Chacun ont des avantages et des inconvénients. Les entreprises peuvent alors choisir les indices proposés ou créer des indices sur mesure (51). La politique de gestion du risque climatique ne peut se faire sans la météorologie. Pour autant les prévisions ne sont pas fiables à cent pourcent, surtout à partir du 4ème jour des prévisions. Heureusement, cette science progresse d’année en année permettant ainsi de mieux anticiper l’impact du climat sur l’économie des entreprises. Cependant, le coût d’achat des données météorologiques est élevé et représente un véritable obstacle. Seules les entreprises disposant de moyens considérables peuvent alors se couvrir correctement en recourant au dérivé climatique. Cette nouvelle solution permet ainsi à ces entreprises de cumuler une protection qui repose sur le marché financier et une protection traditionnelle mais qui connait des limites, l’assurance.

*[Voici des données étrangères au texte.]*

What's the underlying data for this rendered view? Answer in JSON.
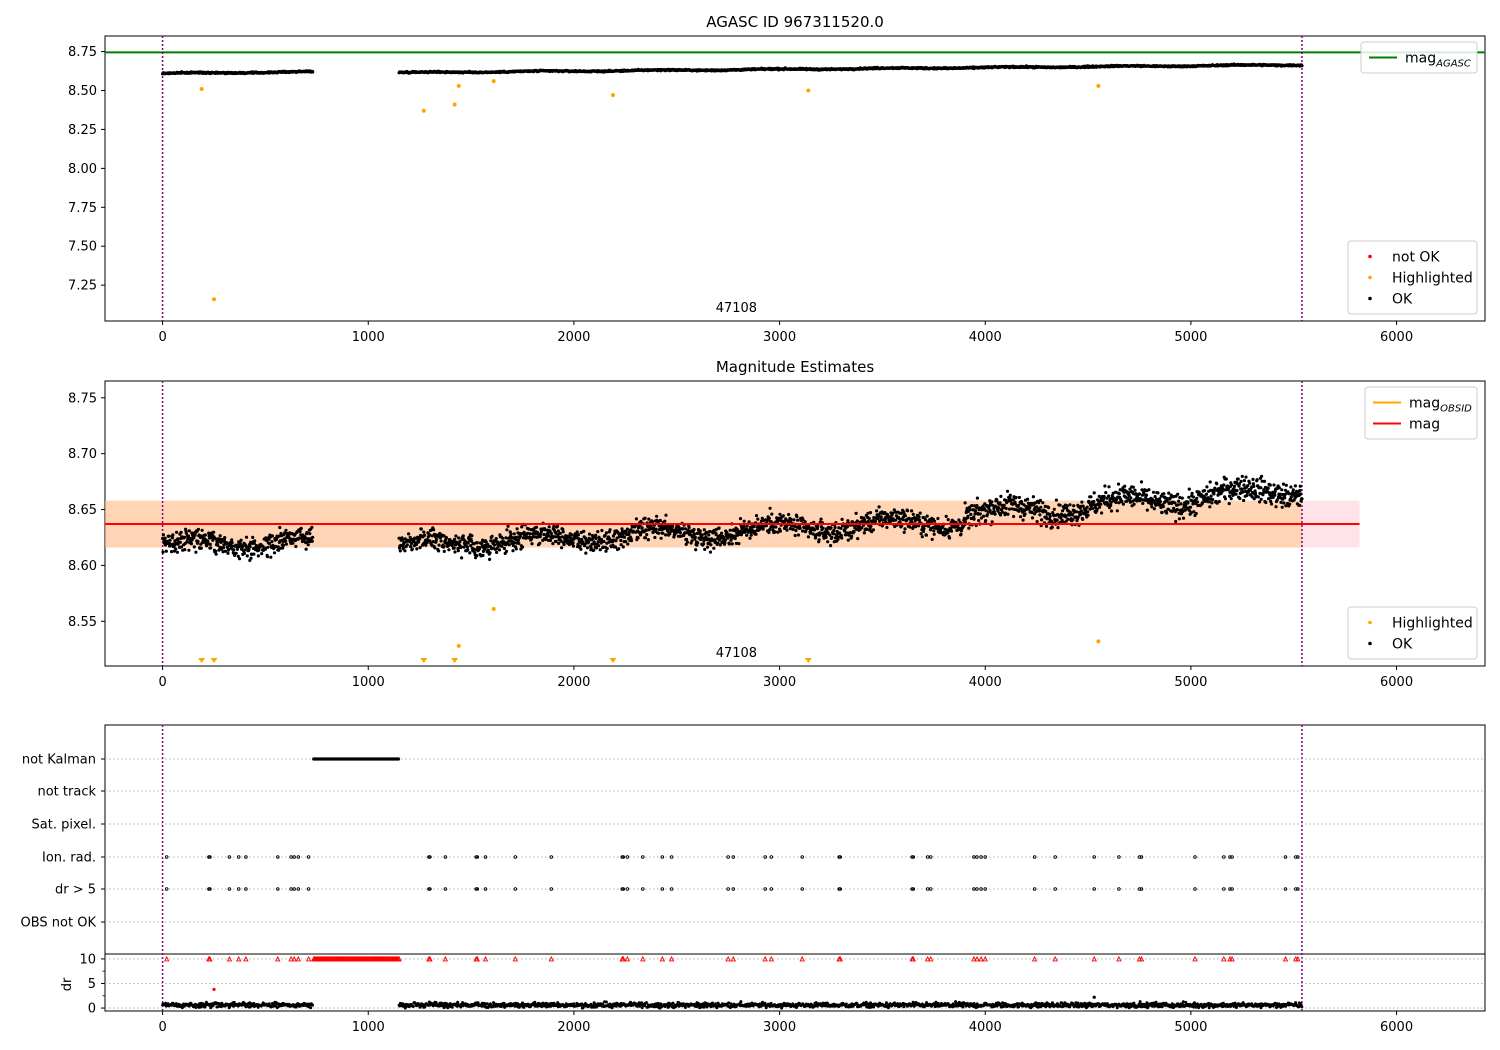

42 Etude réalisée par le cabinet Ubyrisk Consultant sur la décennie 2001-2010. http://www.catnat.net/ubyriskconsultants
43 RÜCKVERSICHERUNGS-GESELLSCHAFT.M, 2003, Topics – Annual review : natural catastrophes 2002 p 7.
44 Voir infra Titre II, chapitre 1, page 62.
45 Annexe 6
46 Etude réalisé par le cabinet Ubyrisk Consultant sur la décennie 2001-2010. http://www.catnat.net/ubyriskconsultants
47 CF note 45
48 FOURNEAUX S, HOLZ R, MORENO M, CARLE J, MARTEAU D, La Gestion du Risque Climatique, Economica, p 191.
49FOURNEAUX S, HOLZ R, MORENO M, CARLE J, MARTEAU D, La Gestion du Risque Climatique, Economica, p 195.
50 Voir infra Titre II, chapitre 2, p 69.